Sunday, November 2, 2008

The Mythical Land of North Wales

The professors decided to give us a free long weekend so that we would be able to travel outside of London. So we split into smaller groups and headed out to explore the British Isles. The group I was travelling with decided that we needed a break from the cities and museums so we decided to explore Northern Wales. On 23 October we began our journey, catching a train from Euston station, we had to switch trains a few times but everything worked out great. I knew it was going to be a magical trip as soon as we got off the train in Llandundo (the double "L" creates a "cla" sound . . . Welsh is awesome).

All that just to say "Please keep to left"? Wow, Welsh really is a long language . . . many people still speak Welsh as their first language in Northern Wales so it was fun to experience it all.

I know I have an over-active imagination but Northern Wales really felt like this wild, mythical land. Maybe because they actually have a DRAGON on their flag, maybe because this is what greeted us that first night. The light was this crazy red color and it was cold and the wind was blowing. We walked up the hill a little bit and found a pub called the King's Head for dinner. We walked in from the windy, dark night and found a wood fire burning. It felt like a cabin, all warm and snuggly. I had this delicious chilly, it had a little different flavor in it that I couldn't place until Emilee identified it as ginger . . . surprisingly, it was a good addition! That night we ended up going to a male voice choir concert at a local church . . . the Welsh are very into singing. Actually, the Mormon Tabernacle Choir was started by a Welsh immigrant.
The next day we headed west to Snowdonia National Park. Our goal was to ride this train to the top of Mt. Snowdon. We paid 5 pounds and got an unlimited day pass for the area and began our journey. Taking a train would have been faster but we decided that if we took a bus we would be able to see a lot more, and we did. We drove to many remote little towns and up into the mountains. It was beautiful. When we got to the little village that has the train to the top of Mt. Snowdon we discovered that the train was closed for the next few days. We were disappointed but the bus driver directed us to a few sights instead. The picture above is of a lake high in the Welsh mountains. It was gorgeous, wide open spaces were just what I needed.

We visited a Slate Museum while we were waiting for a bus to another part of the National Park. Hillary is posing in the foreground and you can see Katie walking behind her. Slate is a huge industry for Wales, a lot of the homes still have slate roofs!

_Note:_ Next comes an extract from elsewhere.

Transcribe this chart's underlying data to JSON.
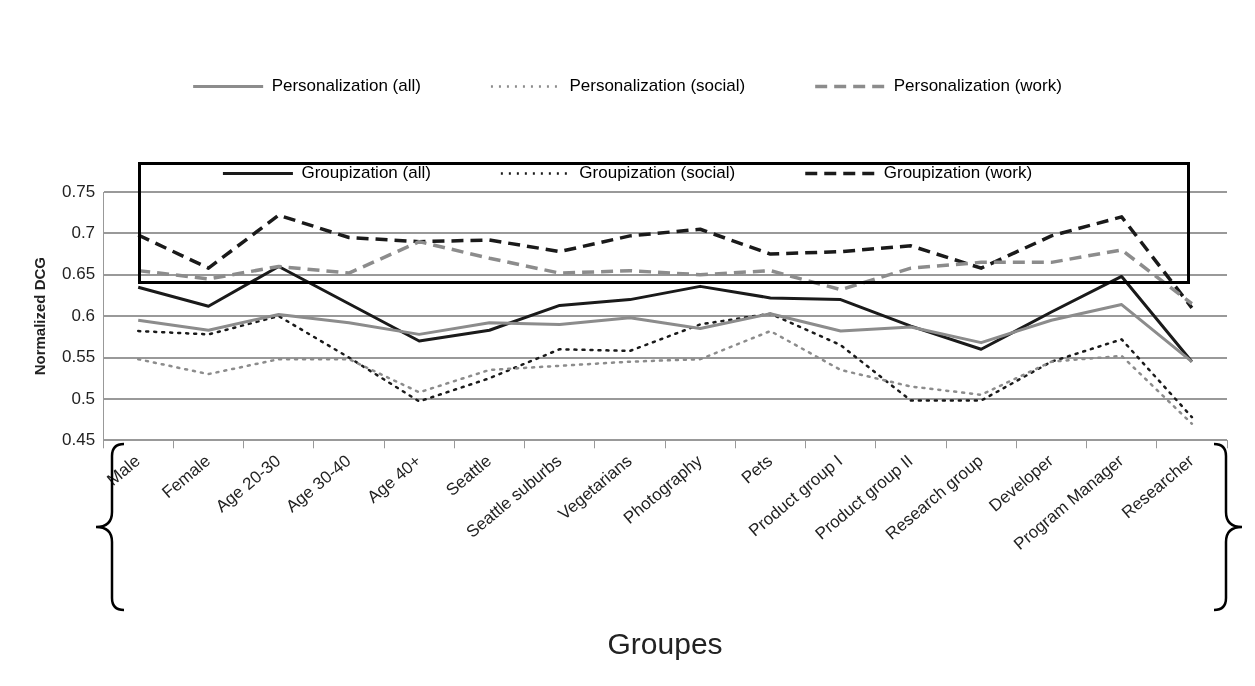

We caught another bus up to one of the mountain passes. This picture really doesn't give the scenery justice but we were in a bus so there wasn't much time to get a good picture. You might be able to see a stream on the left side of the picture. These streams were everywhere and I haven't seen anything really like it, you would just look out and see water running down the steep hills everywhere!

Me and Mt. Snowdon, the second tallest mountain in the UK at 3560 feet. It sounds wimpy, but once you see it you realize that it's a real mountain. Sir Edmund Hillary actually used it in his training for Mt. Everest, hey, you use what you've got.

We just rode the buses all day, getting off at little villages and explored. Here is a view of one of the villages with a backdrop of mountains.

Mountain village with a raging river.

Our mascot for the trip was Rick . . . Rick Steves that is. Hillary and Rick are giving us some interesting facts at this point while Katie and Emilee listen excitedly.

Caernarfon castle and the Welsh flag.

Emilee, Hillary, and Katie storming the castle. We saw North Wales in one day . . . and on only 5 pounds. That was the best 5 pounds I have ever spent!

That night we warmed up with some hot chocolate made in our hostel room. Our hostel was really, really nice. Actually, it was more like a bed and breakfast, with pictures of the owners' family and feather pillows and leather couches and satellite TV (used only at night of course, everything closes down at 6 pm still) . . . only for the price of a hostel, it was great. The hot chocolate, not so great, it was bitter dark chocolate and most of it got dumped down the sink.

The next day, Saturday, we decided to take "The Great Orme Tramway" in Llandundo up the hill.

A view up the hill, you can see the King's Head, where we ate dinner the first night, on the left side. It was windy and cold before we started our journey and it was REALLY windy and cold when we got to the top.

Me trying to stay warm in the tram.

A view from the top of the hill. We had mountains on this side and the ocean on the other. And the wind was crazy! I don't have any pictures on my camera but it was actually blowing us over. I have never been in wind that strong before! We were able to lean at a 45 degree angle and have the wind hold us up . . . as soon as I get pictures from the rest of the crew I'll post them.
We spent the rest of the day in Conwy. We explored the great castle there and then wandered the food festival they were having. The trip was a good break from school and North Wales will always hold an enchanting place in my heart. It sounds cheesy I know but I just can't explain how much I loved it!